La création d’une Direction des Affaires religieuses et l’Insertion des diplômés de l’Enseignement Arabe annoncée par le président de la République, Bassirou Diomaye Diakhar Faye, a suscité beaucoup de réactions au Sénégal. Il faut dire que les régimes précédents ont aussi accordé une importance particulière à la gestion des affaires religieuses dans le cadre de la gouvernance nationale. Toutefois, chacun a géré à sa manière cette question.
Le Sénégal va se doter d’une Direction des Affaires religieuses logée à la Présidence. En Conseil des ministres du mercredi 17 avril dernier, le président de la République Bassirou Diomaye Diakhar Faye en a fait l’annonce ainsi que l’Insertion des diplômés de l’enseignement arabe (composé du Bureau des affaires religieuses et du Bureau de l’insertion des diplômés de l’enseignement arabe). Le nouveau président vient ainsi satisfaire une vieille doléance des chefs religieux. Si certains saluent la décision en ce sens qu’elle permet de « promouvoir le dialogue interreligieux et l’inclusion sociale », d’autres, par contre, soulèvent moult préoccupations. Selon eux, cette démarche du président semble « indiquer une préférence non seulement pour une confession particulière, mais également pour une discipline d’enseignement spécifique, ce qui peut être perçu comme une rupture du principe d’égalité qui doit prévaloir dans un Etat laïc ». De leur point de vue, les affaires religieuses doivent relever des prérogatives du Ministère de l’Intérieur. Ils ont également émis des réserves sur le fait que la prise en charge de l’Insertion des diplômés arabes relèverait moins de la Direction des Affaires religieuses que du ministère de l’Enseignement supérieur, de la Formation et du ministère du Travail. A les en croire une grande concentration des services au palais , cela pourrait être « les signes d’une hyper-présidence ».

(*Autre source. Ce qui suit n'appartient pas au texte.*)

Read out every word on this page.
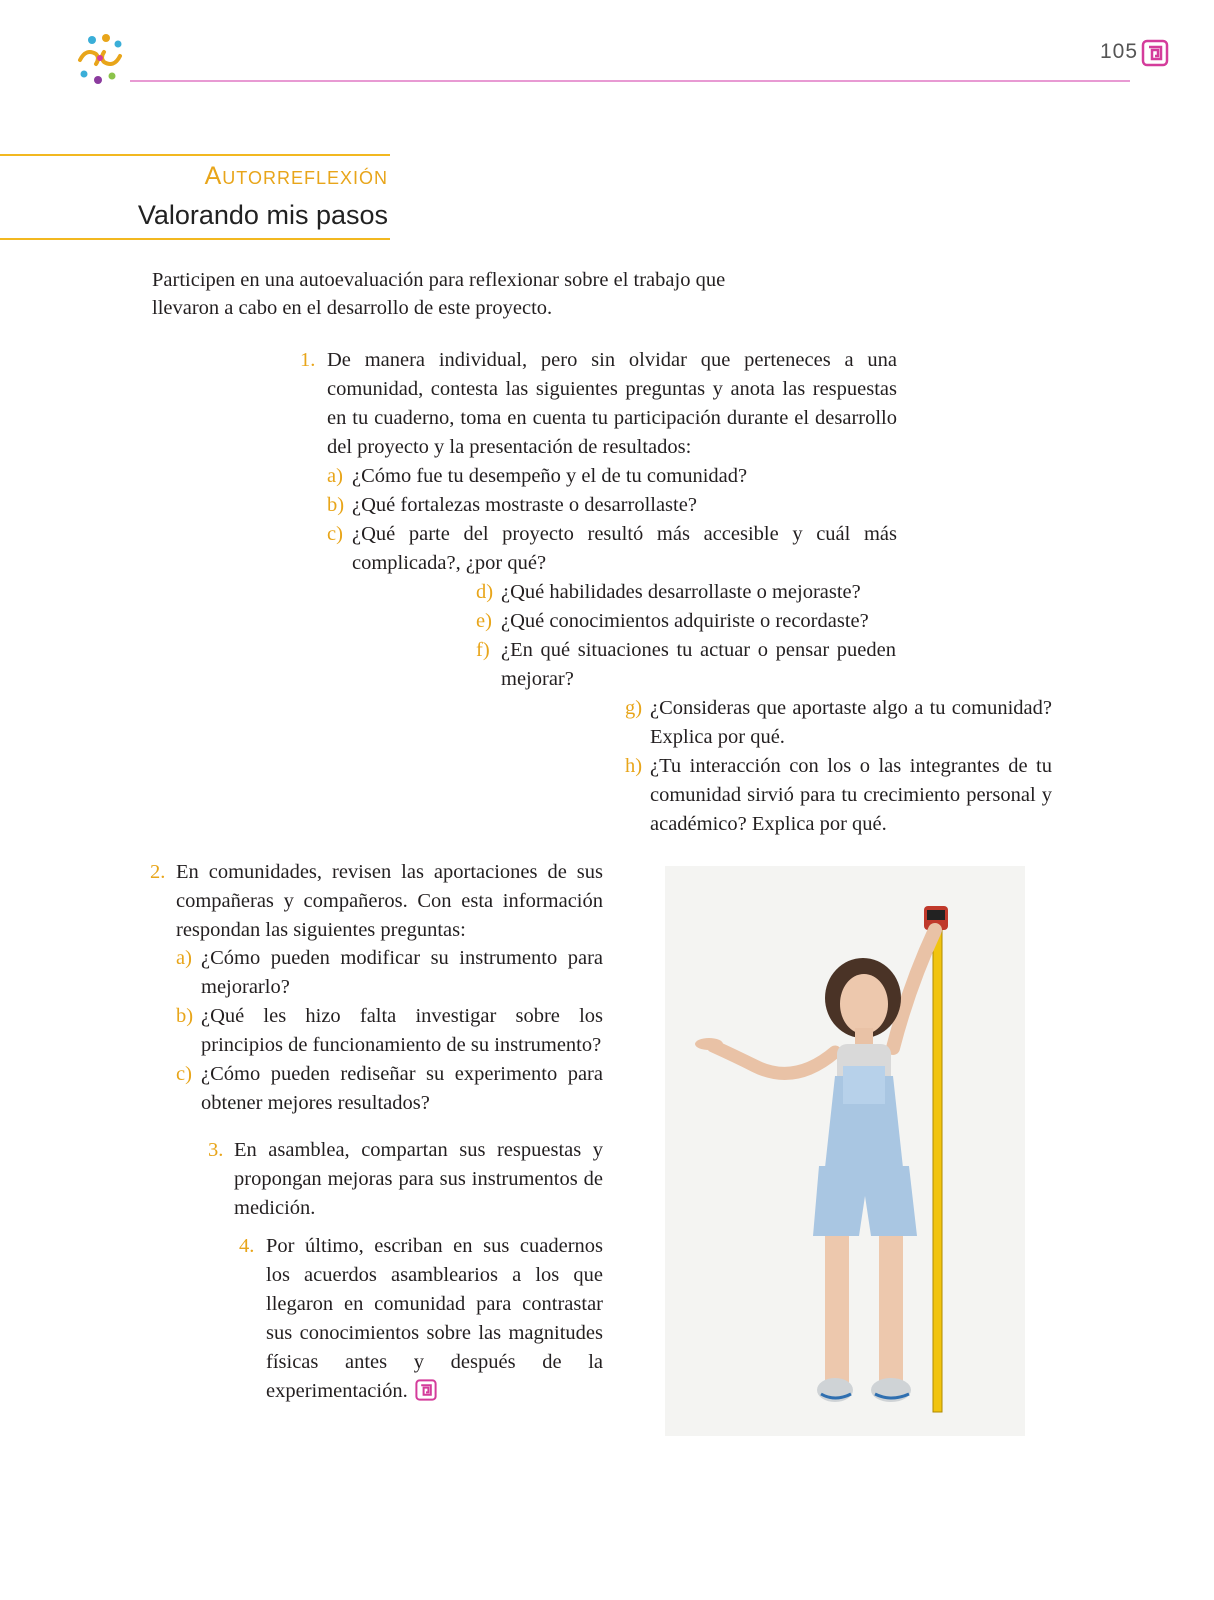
105
Autorreflexión
Valorando mis pasos
Participen en una autoevaluación para reflexionar sobre el trabajo que llevaron a cabo en el desarrollo de este proyecto.
1. De manera individual, pero sin olvidar que perteneces a una comunidad, contesta las siguientes preguntas y anota las respuestas en tu cuaderno, toma en cuenta tu participación durante el desarrollo del proyecto y la presentación de resultados:
a) ¿Cómo fue tu desempeño y el de tu comunidad?
b) ¿Qué fortalezas mostraste o desarrollaste?
c) ¿Qué parte del proyecto resultó más accesible y cuál más complicada?, ¿por qué?
d) ¿Qué habilidades desarrollaste o mejoraste?
e) ¿Qué conocimientos adquiriste o recordaste?
f) ¿En qué situaciones tu actuar o pensar pueden mejorar?
g) ¿Consideras que aportaste algo a tu comunidad? Explica por qué.
h) ¿Tu interacción con los o las integrantes de tu comunidad sirvió para tu crecimiento personal y académico? Explica por qué.
2. En comunidades, revisen las aportaciones de sus compañeras y compañeros. Con esta información respondan las siguientes preguntas:
a) ¿Cómo pueden modificar su instrumento para mejorarlo?
b) ¿Qué les hizo falta investigar sobre los principios de funcionamiento de su instrumento?
c) ¿Cómo pueden rediseñar su experimento para obtener mejores resultados?
3. En asamblea, compartan sus respuestas y propongan mejoras para sus instrumentos de medición.
4. Por último, escriban en sus cuadernos los acuerdos asamblearios a los que llegaron en comunidad para contrastar sus conocimientos sobre las magnitudes físicas antes y después de la experimentación.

Dans une contribution publiée dans Sud Quotidien du 20 avril 2024, le consultant en Droits humains, Denis Ndour, souligne qu’on ne doit pas faire «l’amalgame consistant à associer voire confondre la laïcité de la France à celle du Sénégal qui revêt une particularité unique au monde ». Tout de même, il posait des conditions avant la mise en œuvre de la décision du président de la République. Ainsi avait-il indiqué : « Le Président de la République devrait impérativement nous édifier sur la vision, la mission, et le cahier de charge de cette direction pour rassurer tous les Sénégalais musulmans, chrétiens, ou adeptes de religions traditionnelles en organisant une large concertation entre tous les acteurs religieux pour épiloguer positivement sur la question ».
En effet, les questions religieuses ont toujours occupé une place spéciale dans la gestion des différents présidents de la République. Macky Sall, prédécesseur de Bassirou Diomaye Diakhar Faye, avait ainsi créé une Inspection des daara au sein du ministère de l’Education nationale qu’il a par la suite transformée en Direction logée au sein du même ministère quelques semaines avant son départ, à l’issue de la deuxième édition de la Journée mondiale des daara qu’il a présidée à Diamniadio. Créée par un décret du 6 décembre 2023, cette Direction avait pour objectif de matérialiser « la volonté de l’État de faire de la modernisation des daara un levier d’inclusion et un socle primordial de valorisation du capital humain national », selon le communiqué du Conseil des ministres. Elle devrait ainsi dérouler un programme de renforcement de capacités des acteurs professionnels pour « donner des outils pédagogiques aux maîtres coraniques », avait indiqué Macky Sall.
L’ancien président de la République Abdoulaye Wade avait également nommé un ministre conseiller chargé des Affaires religieuses en la personne de Feu Mamadou Bamba Ndiaye, journaliste. C’était une première au Sénégal. Cette décision avait été prise dans un contexte de controverse entre le chef de l’Etat et des religieux, en rapport notamment avec la construction du monument de la Renaissance africaine. C’est dire à quel point la gestion des Affaires religieuses a toujours été au centre des préoccupations présidentielles, même si elle n’a jamais manqué de susciter interrogations, appréciations et critiques de la part des Sénégalais de tous bords.